Questo si riflette sulla relazione che, nella Chiesa, vige tra il sacerdozio comune e il sacerdozio ministeriale. Il fatto che, quantunque differiscano essenzialmente tra di loro, siano ordinati l'uno all'altro,46 crea una reciprocità che struttura armonicamente la vita della Chiesa come luogo di attualizzazione storica della salvezza operata da Cristo. Tale reciprocità si ritrova proprio nella persona stessa del Vescovo, che è e rimane un battezzato, ma costituito nel sommo sacerdozio. Questa realtà più profonda del Vescovo è il fondamento del suo «  essere tra  » gli altri fedeli e del suo essere «  di fronte  » ad essi.

Lo ricorda il Concilio Vaticano II in un bellissimo testo: «  Se quindi nella Chiesa non tutti camminano per la stessa via, tutti però sono chiamati alla santità e hanno ricevuto una fede per la giustizia di Dio (cfr 2 Pt 1, 1).
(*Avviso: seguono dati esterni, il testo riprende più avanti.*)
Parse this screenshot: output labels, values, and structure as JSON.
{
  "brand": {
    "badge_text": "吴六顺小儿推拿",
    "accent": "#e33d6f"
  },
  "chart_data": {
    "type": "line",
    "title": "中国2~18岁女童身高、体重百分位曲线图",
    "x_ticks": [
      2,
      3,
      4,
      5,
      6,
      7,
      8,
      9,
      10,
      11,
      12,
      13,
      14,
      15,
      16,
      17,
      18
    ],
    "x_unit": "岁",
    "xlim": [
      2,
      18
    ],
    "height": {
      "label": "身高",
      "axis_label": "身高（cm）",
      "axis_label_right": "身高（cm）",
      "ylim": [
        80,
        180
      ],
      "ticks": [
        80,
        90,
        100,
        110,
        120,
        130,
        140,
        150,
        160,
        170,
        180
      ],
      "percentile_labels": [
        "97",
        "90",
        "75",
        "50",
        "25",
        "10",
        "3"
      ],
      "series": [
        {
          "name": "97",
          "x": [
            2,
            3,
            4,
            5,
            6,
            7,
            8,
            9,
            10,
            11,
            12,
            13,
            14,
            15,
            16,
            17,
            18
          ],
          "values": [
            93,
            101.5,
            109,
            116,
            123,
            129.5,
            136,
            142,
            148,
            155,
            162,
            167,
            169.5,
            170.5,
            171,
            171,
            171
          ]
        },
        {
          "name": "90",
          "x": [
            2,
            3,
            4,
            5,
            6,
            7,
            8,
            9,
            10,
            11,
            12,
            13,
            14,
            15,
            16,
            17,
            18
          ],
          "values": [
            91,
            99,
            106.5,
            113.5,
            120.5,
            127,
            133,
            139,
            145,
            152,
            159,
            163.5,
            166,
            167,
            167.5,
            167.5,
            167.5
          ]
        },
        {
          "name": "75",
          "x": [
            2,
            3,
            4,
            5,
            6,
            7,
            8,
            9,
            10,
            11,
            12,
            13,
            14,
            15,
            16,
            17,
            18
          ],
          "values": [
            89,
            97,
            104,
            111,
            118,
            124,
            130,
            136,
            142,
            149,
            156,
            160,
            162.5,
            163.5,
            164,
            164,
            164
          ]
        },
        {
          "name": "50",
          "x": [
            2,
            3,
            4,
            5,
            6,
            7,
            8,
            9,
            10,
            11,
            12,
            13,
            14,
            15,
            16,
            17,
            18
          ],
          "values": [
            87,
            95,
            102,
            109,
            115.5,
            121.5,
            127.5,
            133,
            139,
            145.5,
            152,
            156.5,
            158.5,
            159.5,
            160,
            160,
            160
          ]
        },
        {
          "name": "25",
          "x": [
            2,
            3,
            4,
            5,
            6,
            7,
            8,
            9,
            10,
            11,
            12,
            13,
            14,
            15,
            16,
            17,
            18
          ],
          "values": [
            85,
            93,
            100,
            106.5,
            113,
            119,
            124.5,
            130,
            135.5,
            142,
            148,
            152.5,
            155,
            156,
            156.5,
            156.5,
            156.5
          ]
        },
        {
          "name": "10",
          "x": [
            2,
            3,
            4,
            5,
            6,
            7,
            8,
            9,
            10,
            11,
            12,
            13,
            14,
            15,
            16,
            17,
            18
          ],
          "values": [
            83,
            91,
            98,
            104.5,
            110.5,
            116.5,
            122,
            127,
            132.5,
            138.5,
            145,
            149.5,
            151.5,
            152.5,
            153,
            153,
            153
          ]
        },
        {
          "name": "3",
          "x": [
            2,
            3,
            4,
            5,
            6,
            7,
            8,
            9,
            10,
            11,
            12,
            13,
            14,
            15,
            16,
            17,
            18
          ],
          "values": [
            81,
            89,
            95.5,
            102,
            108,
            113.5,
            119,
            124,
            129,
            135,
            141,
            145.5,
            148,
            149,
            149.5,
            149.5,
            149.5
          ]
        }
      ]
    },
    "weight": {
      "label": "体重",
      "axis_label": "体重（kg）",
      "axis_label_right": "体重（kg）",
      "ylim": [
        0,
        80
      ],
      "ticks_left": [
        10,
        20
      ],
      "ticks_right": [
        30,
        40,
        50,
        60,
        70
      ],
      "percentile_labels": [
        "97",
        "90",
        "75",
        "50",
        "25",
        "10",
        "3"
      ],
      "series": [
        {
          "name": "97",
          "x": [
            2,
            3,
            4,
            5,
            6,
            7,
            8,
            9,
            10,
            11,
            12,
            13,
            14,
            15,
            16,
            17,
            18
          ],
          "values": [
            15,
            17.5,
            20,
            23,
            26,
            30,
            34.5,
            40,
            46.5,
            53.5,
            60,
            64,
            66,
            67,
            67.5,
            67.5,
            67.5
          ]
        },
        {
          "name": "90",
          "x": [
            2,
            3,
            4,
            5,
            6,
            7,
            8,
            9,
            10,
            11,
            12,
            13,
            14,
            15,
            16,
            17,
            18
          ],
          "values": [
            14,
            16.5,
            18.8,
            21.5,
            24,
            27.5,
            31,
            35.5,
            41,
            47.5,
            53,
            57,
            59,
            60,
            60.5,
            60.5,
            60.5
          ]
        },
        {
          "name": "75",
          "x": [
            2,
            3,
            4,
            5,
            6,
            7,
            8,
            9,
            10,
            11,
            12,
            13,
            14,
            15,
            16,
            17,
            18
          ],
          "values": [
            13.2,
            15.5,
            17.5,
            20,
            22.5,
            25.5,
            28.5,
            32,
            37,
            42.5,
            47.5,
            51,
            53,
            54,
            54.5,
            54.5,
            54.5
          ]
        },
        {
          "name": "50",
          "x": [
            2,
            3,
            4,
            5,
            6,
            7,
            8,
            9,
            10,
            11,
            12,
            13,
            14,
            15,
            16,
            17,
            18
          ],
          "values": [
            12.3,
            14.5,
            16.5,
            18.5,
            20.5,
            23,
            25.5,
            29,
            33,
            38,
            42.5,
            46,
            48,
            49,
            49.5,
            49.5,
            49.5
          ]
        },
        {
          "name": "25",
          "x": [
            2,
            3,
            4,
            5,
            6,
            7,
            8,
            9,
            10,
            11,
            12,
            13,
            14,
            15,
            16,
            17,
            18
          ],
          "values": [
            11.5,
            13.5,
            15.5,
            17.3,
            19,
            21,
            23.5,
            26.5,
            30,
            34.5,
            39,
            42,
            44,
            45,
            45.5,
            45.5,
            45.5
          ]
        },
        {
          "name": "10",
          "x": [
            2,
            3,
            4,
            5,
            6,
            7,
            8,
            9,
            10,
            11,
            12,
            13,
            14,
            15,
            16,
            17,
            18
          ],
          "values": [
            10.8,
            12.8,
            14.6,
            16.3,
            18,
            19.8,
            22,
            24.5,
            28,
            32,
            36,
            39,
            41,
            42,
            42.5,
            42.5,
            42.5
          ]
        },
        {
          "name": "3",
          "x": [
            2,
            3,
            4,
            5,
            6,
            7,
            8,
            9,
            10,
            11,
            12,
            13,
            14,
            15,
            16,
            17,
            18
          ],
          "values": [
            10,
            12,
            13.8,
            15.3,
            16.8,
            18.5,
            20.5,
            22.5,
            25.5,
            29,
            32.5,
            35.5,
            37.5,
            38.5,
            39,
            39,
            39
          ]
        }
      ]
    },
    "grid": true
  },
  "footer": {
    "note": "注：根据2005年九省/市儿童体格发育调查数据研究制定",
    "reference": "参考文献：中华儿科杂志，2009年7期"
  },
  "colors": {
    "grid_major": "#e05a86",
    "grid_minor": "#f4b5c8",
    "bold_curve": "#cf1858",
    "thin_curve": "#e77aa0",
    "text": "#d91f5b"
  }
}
Quantunque alcuni per volontà di Cristo siano costituiti dottori, dispensatori dei misteri e pastori per gli altri, tuttavia vige fra tutti una vera uguaglianza riguardo alla dignità e all'azione comune a tutti i fedeli per l'edificazione del Corpo di Cristo. La distinzione infatti posta dal Signore tra i sacri ministri e il resto del Popolo di Dio, include l'unione, essendo i pastori e gli altri fedeli legati tra di loro da un comune necessario rapporto: i Pastori della Chiesa sull'esempio del Signore siano al servizio gli uni degli altri e degli altri fedeli e questi a loro volta prestino volenterosi la loro collaborazione ai pastori e ai dottori  ».47

Il ministero pastorale ricevuto nella consacrazione, che pone il Vescovo «  di fronte  » agli altri fedeli, si esprime in un «  essere per  » gli altri fedeli che non lo sradica dal suo «  essere con  » loro. Ciò vale sia per la sua santificazione personale, da ricercare ed attuare nell'esercizio del suo ministero, sia per lo stile di attuazione del ministero stesso in tutte le funzioni in cui si esplica.
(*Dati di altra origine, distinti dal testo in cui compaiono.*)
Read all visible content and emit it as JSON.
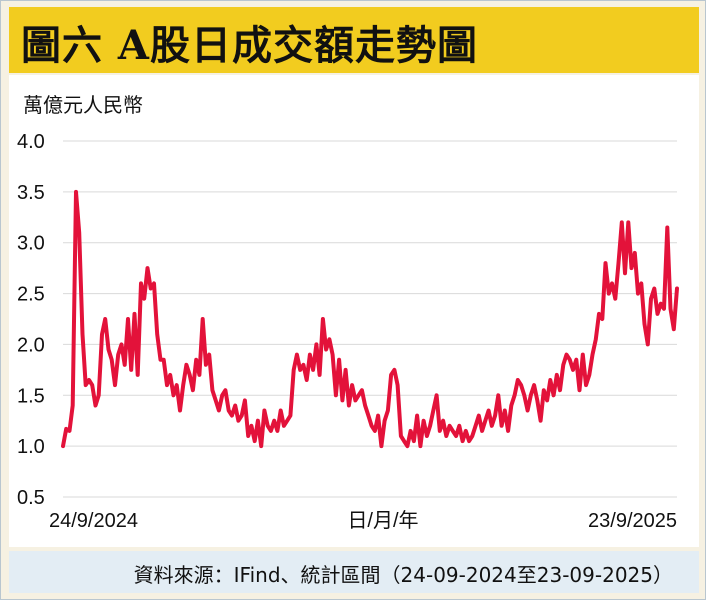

La reciprocità, che esiste tra sacerdozio comune dei fedeli e sacerdozio ministeriale, e che si ritrova nello stesso ministero episcopale, si manifesta in una sorta di «  circolarità  » tra le due forme di sacerdozio: circolarità tra la testimonianza di fede di tutti i fedeli e la testimonianza di fede autentica del Vescovo nei suoi atti magisteriali; circolarità tra la vita santa dei fedeli e i mezzi di santificazione che il Vescovo offre ad essi; circolarità, infine, tra la responsabilità personale del Vescovo riguardo al bene della Chiesa a lui affidata e la corresponsabilità di tutti i fedeli rispetto al bene della stessa.